Opinión

Un retrato al óleo

Despertó fatigado. Aquel susto de la tarde anterior aún pervivía entre sus cejas.

Bajó a desayunar y aunque era la hora apropiada no vio a nadie en el antiguo comedor ni en la cocina. Sobre la cómoda había una nota escrita a mano y dirigida al señor Gerard. En un primer momento no la reconoció como suya, ya fuese por el despiste que produce la mañana o porque no acababa de aceptar el vivir con una doble personalidad: aquella real y aquella otra que se empeñaban en otorgarle. La nota era escueta: “Sírvase usted mismo”.

No le pareció mal. Calentó un poco de leche en el microondas y la asustó con un chorro largo de café frío. Después del primer sorbo vio cómo un par de mujeres jóvenes se iban acomodando.

Se quedó un poco más del tiempo habitual en el comedor y una vez sólo, y a sabiendas del daño que le haría, sacó del bolsillo derecho del pantalón un paquete de tabaco. El humo que se extendió a retales, a veces golpeaba con suavidad los antiguos cuadros de naturaleza muerta y otras se empeñaba en provocarle una tos seca.

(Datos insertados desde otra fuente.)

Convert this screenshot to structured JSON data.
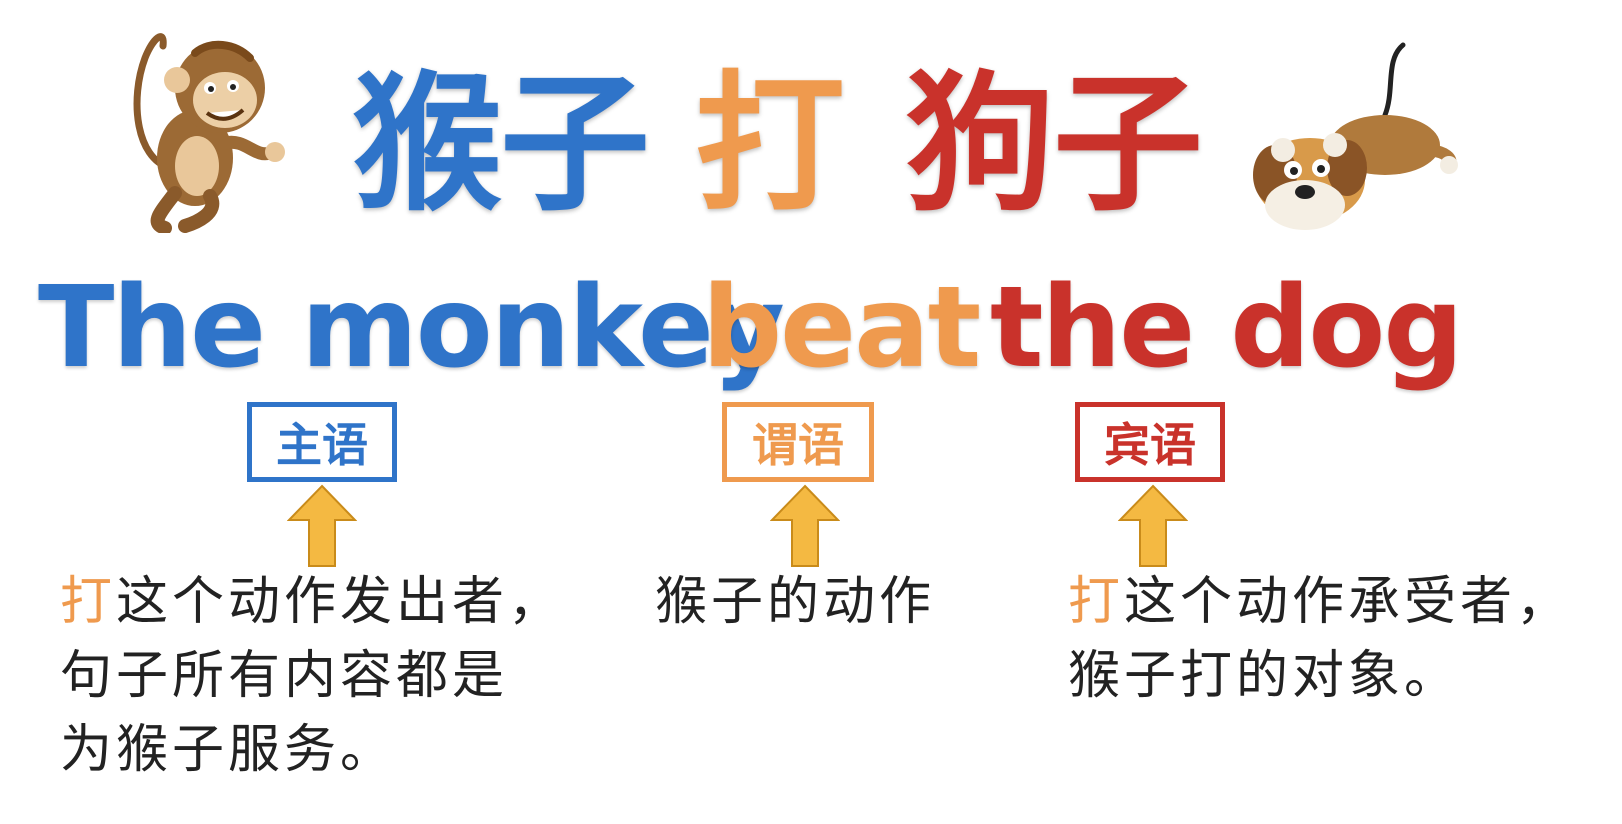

El par de pececillos que se estiraban lo mejor que podían en aquella pecera, le miraron de manera displicente y bostezaron, como suelen hacer por costumbre.

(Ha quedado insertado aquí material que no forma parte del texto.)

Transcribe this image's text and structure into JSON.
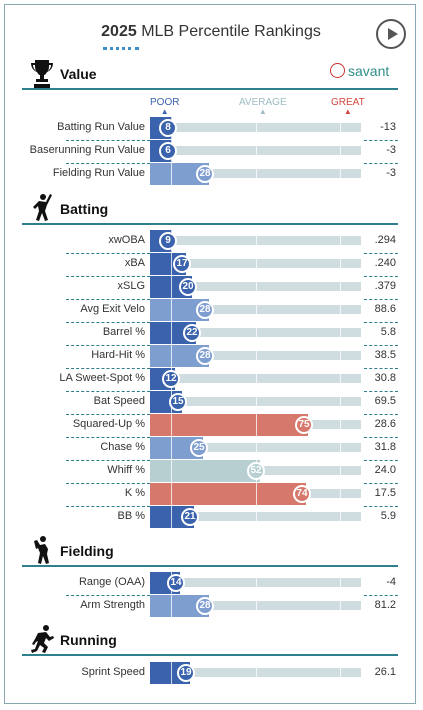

-¿Qué es lo que me está pasando?- se dijo a sí mismo. El mundo hasta ahora era una línea recta con pequeñas complicaciones.

También la recepcionista del hotel se hacía preguntas, pero tenemos la sensación de que tenía respuestas de las que nosotros carecemos. La relación entre Boris y ella era un tanto complicada. Puede que compleja. Nuestro protagonista le recordaba a su padre: atildado, entrado en los setenta y con las manos grandes. Eso ya era suficiente. Ella había deseado siempre ser una química profesional. En la universidad había demostrado sus grandes dotes y había actuado como colaboradora de los mejores catedráticos. El futuro desde aquella perspectiva tendría que ser maravilloso. Pero...todo se le vino abajo. Aquel, al que para sus adentros recordaba resabiada le había roto el futuro. Habían regentado aquel hotel ya tres generaciones de hombres. Al no tener hijos varones le exigió que fuese ella la que llevase adelante aquel negocio. Ella aceptó sumisa aquel ingrato sacrificio. Su padre, hombre de prestigio, nunca se lo agradeció sino dejándola empantanada con este anticuado hotel del XIX.

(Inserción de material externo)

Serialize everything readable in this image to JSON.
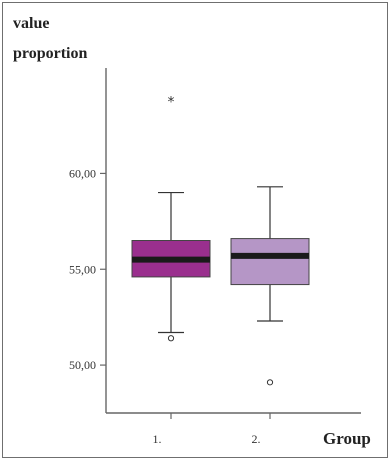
{
  "chart_data": {
    "type": "boxplot",
    "title": "",
    "ylabel_lines": [
      "value",
      "proportion"
    ],
    "xlabel": "Group",
    "ylim": [
      47.5,
      65.5
    ],
    "yticks": [
      50,
      55,
      60
    ],
    "ytick_labels": [
      "50,00",
      "55,00",
      "60,00"
    ],
    "categories": [
      "1.",
      "2."
    ],
    "series": [
      {
        "category": "1.",
        "min": 51.7,
        "q1": 54.6,
        "median": 55.5,
        "q3": 56.5,
        "max": 59.0,
        "outliers": [
          51.4
        ],
        "extremes": [
          63.8
        ],
        "color": "#9a2f8e"
      },
      {
        "category": "2.",
        "min": 52.3,
        "q1": 54.2,
        "median": 55.7,
        "q3": 56.6,
        "max": 59.3,
        "outliers": [
          49.1
        ],
        "extremes": [],
        "color": "#b596c6"
      }
    ],
    "grid": false,
    "legend": "none"
  },
  "colors": {
    "axis": "#666666",
    "median": "#1a1a1a",
    "whisker": "#333333"
  }
}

Opinaba, nuestro personaje, que la ornamentación reflejaba aquel alambicado mundo de la generación del 98 o aquel Modernismo atento a las sensaciones nuevas, frágiles, rápidas y extravagantes. Como ese día tenía tanto tiempo, se puso a mirar detenida, detalladamente, aquella galería de grandes retratos al óleo expuestos sobre las paredes empapeladas de tela sueca.

Los personajes le iban siguiendo con la mirada, cosa normal en esa técnica del retrato. Cada uno conservaba en un letrerito dorado el nombre del retratado. Uno de ellos le llamó la atención pues su epígrafe aparecía rayado, sin duda para ocultarlo. No tardó en resolver el enigma: Pese a todo pudo leer “Señor Gerard”.

Le provocó... desasosiego. ¡De ahí procedía su inexplicado e inquietante nombre!

Aún conservaba ese hombre del cuadro la mirada que se les queda a los muertos.

(Capítulo 11 de Paso Stelvio. Continuará).